Black and Latinx young professionals feed a massive talent pool, but very little exists internally to support the growth and success of these workers. So Project 99 offers an array of corporate training that Plasencia and Valdez say cultivates safety, authentic conversation and action.

“In terms of our approach, it’s a different model,” Plasencia says. “We want to engage and retain talent, so our programs are born out of our own experiences. Young people are craving to go deep about their identities. We want to help them have these conversations. We do it peer-to-peer, so everyone in the room is learning from each other, and experiential, giving the onus to the people who can make change.”

Working with large companies presents a challenge, because each is in varying stages of understanding how diversity affects culture and their bottom line.

“We meet these companies where they are,” says Plasencia. “Some of these large, multinational companies, they are at ground level with these issues. At the foundation, it’s a new language for them. That makes (diversity and inclusion training) a totally different conversation. We want everyone to feel safe at work.”

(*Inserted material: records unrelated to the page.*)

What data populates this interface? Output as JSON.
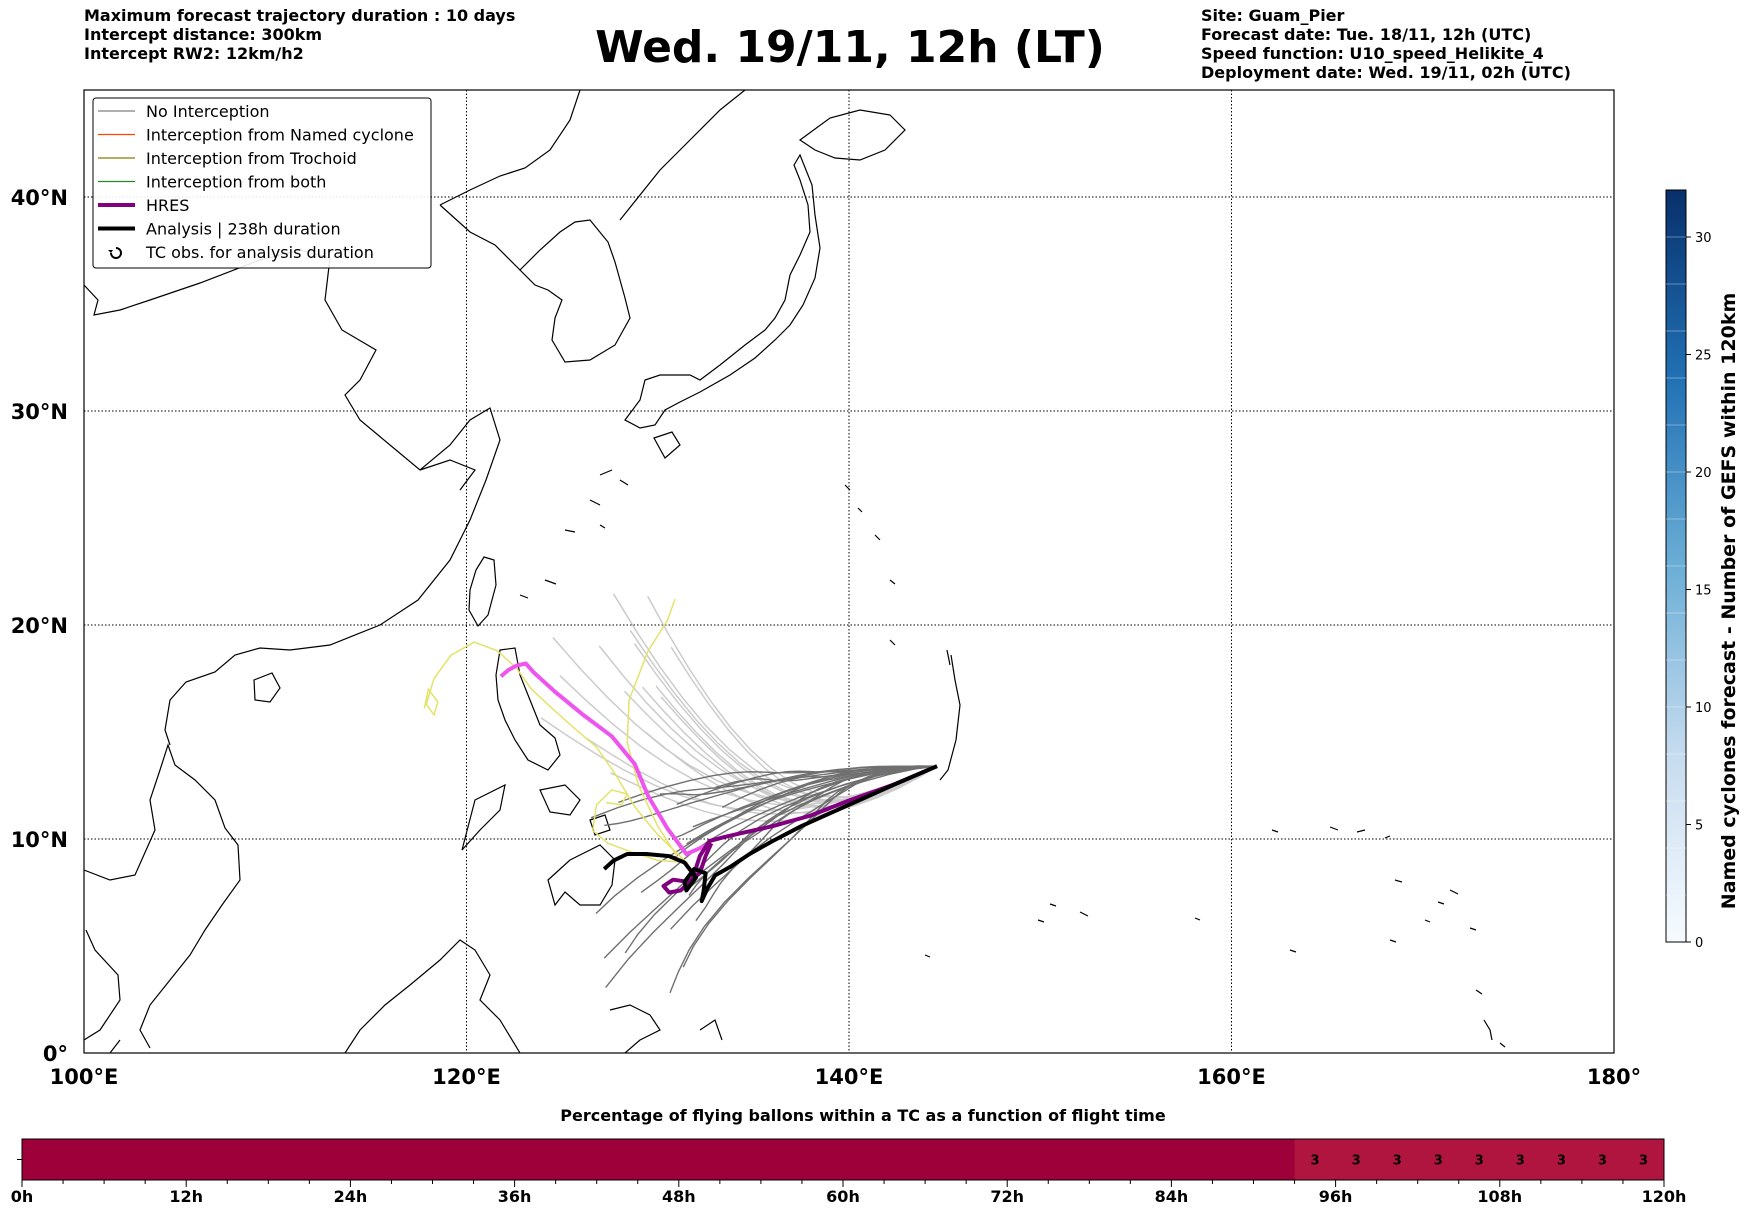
{
  "header": {
    "left": [
      "Maximum forecast trajectory duration : 10 days",
      "Intercept distance: 300km",
      "Intercept RW2: 12km/h2"
    ],
    "title": "Wed. 19/11, 12h (LT)",
    "right": [
      "Site: Guam_Pier",
      "Forecast date: Tue. 18/11, 12h (UTC)",
      "Speed function: U10_speed_Helikite_4",
      "Deployment date: Wed. 19/11, 02h (UTC)"
    ]
  },
  "map": {
    "lon_range": [
      100,
      180
    ],
    "lat_range": [
      0,
      45
    ],
    "lon_ticks": [
      {
        "value": 100,
        "label": "100°E"
      },
      {
        "value": 120,
        "label": "120°E"
      },
      {
        "value": 140,
        "label": "140°E"
      },
      {
        "value": 160,
        "label": "160°E"
      },
      {
        "value": 180,
        "label": "180°"
      }
    ],
    "lat_ticks": [
      {
        "value": 0,
        "label": "0°"
      },
      {
        "value": 10,
        "label": "10°N"
      },
      {
        "value": 20,
        "label": "20°N"
      },
      {
        "value": 30,
        "label": "30°N"
      },
      {
        "value": 40,
        "label": "40°N"
      }
    ],
    "grid": true,
    "legend_position": "top-left"
  },
  "legend": [
    {
      "label": "No Interception",
      "color": "#808080",
      "style": "thin"
    },
    {
      "label": "Interception from Named cyclone",
      "color": "#ff4500",
      "style": "thin"
    },
    {
      "label": "Interception from Trochoid",
      "color": "#808000",
      "style": "thin"
    },
    {
      "label": "Interception from both",
      "color": "#228b22",
      "style": "thin"
    },
    {
      "label": "HRES",
      "color": "#800080",
      "style": "thick"
    },
    {
      "label": "Analysis | 238h duration",
      "color": "#000000",
      "style": "thick"
    },
    {
      "label": "TC obs. for analysis duration",
      "color": "#000000",
      "style": "marker",
      "icon": "cyclone-icon"
    }
  ],
  "chart_data": {
    "type": "line",
    "site": {
      "name": "Guam_Pier",
      "lon": 144.6,
      "lat": 13.4
    },
    "series": [
      {
        "name": "HRES",
        "color_analysis": "#800080",
        "color_forecast": "#ee55ee",
        "analysis": [
          [
            144.6,
            13.4
          ],
          [
            142.5,
            12.6
          ],
          [
            140,
            11.8
          ],
          [
            138,
            11.1
          ],
          [
            136,
            10.6
          ],
          [
            134.5,
            10.3
          ],
          [
            133.5,
            10.1
          ],
          [
            132.7,
            9.9
          ],
          [
            132.2,
            9.2
          ],
          [
            131.8,
            8.1
          ],
          [
            131.2,
            7.6
          ],
          [
            130.6,
            7.5
          ],
          [
            130.3,
            7.8
          ],
          [
            130.8,
            8.1
          ],
          [
            131.6,
            8.0
          ],
          [
            132.2,
            8.4
          ],
          [
            132.5,
            9.2
          ],
          [
            132.8,
            9.8
          ]
        ],
        "forecast": [
          [
            132.8,
            9.8
          ],
          [
            131.5,
            9.3
          ],
          [
            130.5,
            10.5
          ],
          [
            129.5,
            12.0
          ],
          [
            128.8,
            13.5
          ],
          [
            127.6,
            14.8
          ],
          [
            126.1,
            15.8
          ],
          [
            124.6,
            16.9
          ],
          [
            123.5,
            17.8
          ],
          [
            123.1,
            18.2
          ],
          [
            122.6,
            18.1
          ],
          [
            122.2,
            17.9
          ],
          [
            121.8,
            17.6
          ]
        ]
      },
      {
        "name": "Analysis | 238h duration",
        "color": "#000000",
        "points": [
          [
            144.6,
            13.4
          ],
          [
            142.5,
            12.6
          ],
          [
            140.5,
            11.8
          ],
          [
            139,
            11.2
          ],
          [
            137.5,
            10.6
          ],
          [
            136,
            9.9
          ],
          [
            134.8,
            9.3
          ],
          [
            133.8,
            8.7
          ],
          [
            133.0,
            8.3
          ],
          [
            132.6,
            7.7
          ],
          [
            132.3,
            7.1
          ],
          [
            132.4,
            7.6
          ],
          [
            132.5,
            8.4
          ],
          [
            131.9,
            8.6
          ],
          [
            131.4,
            8.0
          ],
          [
            131.5,
            7.6
          ],
          [
            132.0,
            8.2
          ],
          [
            131.4,
            8.9
          ],
          [
            130.6,
            9.2
          ],
          [
            129.4,
            9.3
          ],
          [
            128.4,
            9.3
          ],
          [
            127.7,
            9.0
          ],
          [
            127.2,
            8.6
          ]
        ]
      }
    ],
    "trochoid_tracks": [
      [
        [
          131.4,
          9.0
        ],
        [
          130.0,
          10.2
        ],
        [
          128.8,
          11.5
        ],
        [
          127.8,
          13.0
        ],
        [
          126.8,
          14.3
        ],
        [
          125.6,
          15.2
        ],
        [
          124.6,
          16.0
        ],
        [
          123.4,
          17.0
        ],
        [
          122.6,
          18.0
        ],
        [
          121.6,
          18.8
        ],
        [
          120.4,
          19.2
        ],
        [
          119.2,
          18.6
        ],
        [
          118.3,
          17.5
        ],
        [
          117.9,
          16.3
        ],
        [
          118.3,
          15.8
        ],
        [
          118.5,
          16.4
        ],
        [
          118.0,
          17.0
        ],
        [
          117.8,
          16.1
        ]
      ],
      [
        [
          131.0,
          9.2
        ],
        [
          130.0,
          10.6
        ],
        [
          129.0,
          12.5
        ],
        [
          128.4,
          14.5
        ],
        [
          128.5,
          16.5
        ],
        [
          129.5,
          18.8
        ],
        [
          130.5,
          20.2
        ],
        [
          130.9,
          21.2
        ]
      ],
      [
        [
          131.6,
          8.9
        ],
        [
          130.0,
          9.0
        ],
        [
          128.6,
          9.4
        ],
        [
          127.4,
          9.8
        ],
        [
          126.6,
          10.4
        ],
        [
          126.8,
          11.6
        ],
        [
          127.6,
          12.3
        ],
        [
          128.4,
          12.1
        ],
        [
          128.1,
          11.6
        ],
        [
          127.3,
          11.7
        ]
      ]
    ],
    "interception_summary": {
      "type": "bar",
      "x_unit": "h",
      "x_range": [
        0,
        120
      ],
      "value_from_h": 93,
      "values": [
        3,
        3,
        3,
        3,
        3,
        3,
        3,
        3,
        3
      ]
    }
  },
  "colorbar": {
    "label": "Named cyclones forecast - Number of GEFS within 120km",
    "ticks": [
      0,
      5,
      10,
      15,
      20,
      25,
      30
    ],
    "range": [
      0,
      32
    ],
    "colormap": "Blues"
  },
  "progress_bar": {
    "title": "Percentage of flying ballons within a TC as a function of flight time",
    "ticks": [
      "0h",
      "12h",
      "24h",
      "36h",
      "48h",
      "60h",
      "72h",
      "84h",
      "96h",
      "108h",
      "120h"
    ],
    "y_tick": "-",
    "values": [
      "3",
      "3",
      "3",
      "3",
      "3",
      "3",
      "3",
      "3",
      "3"
    ],
    "color_main": "#9e0039",
    "color_values": "#b0153f"
  }
}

Project 99—so named for the Human Genome Project that identified DNA as 99.99 percent the same, and 0.01 percent unique—finds commonality and leverages the collective power of a diverse work force while celebrating individuals’ distinct abilities and perspectives.

The duo has its sights set on a big goal, announced after their participation in Babson’s Summer Venture Program: the 30by2030 Summit. It’s described as a first-of-its-kind event to help advance black and Latino professionals into leadership positions.

“We want 30 percent racial and ethnic diversity, and we want people talking about that,” says Valdez. “Right now, we are too far from that, it’s only at 3 percent. We expect people to go, ‘Whoa, that’s a lot,’ so we can say, why is it not realistic? How can we expedite this?”

The 30by2030 Summit is Project 99’s official company launch event, slated to take place at WeWork South Station, Oct. 18 from 6-8 p.m. “We believe everyone is part of the 30by2030 goal, and we want to bring everyone into the same room on Oct. 18,” says Plasencia.

Valdez says talking frankly, listening and getting in action is key to creating a new kind of work place where identity isn’t left at the door, but rather, used to its full potential.

“First, we do have to talk about race, to listen to these younger professionals and then act on (what they share). Project 99 is about developing the innovative solutions to the problems they’re facing.”

She likens workplace inequity to any other business challenge, which means it can be solved using the same thought-critical processes.

“If you treat racial inequity as a business opportunity, you start to develop ideas like we do for hunger or the water crisis,” she says. “And in a way, diversity and inclusion issues are the reason we have hunger and a water crisis. At the root of diversity in the workplace, we have a lack of access, to education, to food systems—everything. That’s where the ripple effect is created.”

“This is a global challenge,” says Valdez, “one that started hundreds of years ago. If we want to solve it, it has to be about coming together and exploring solutions.”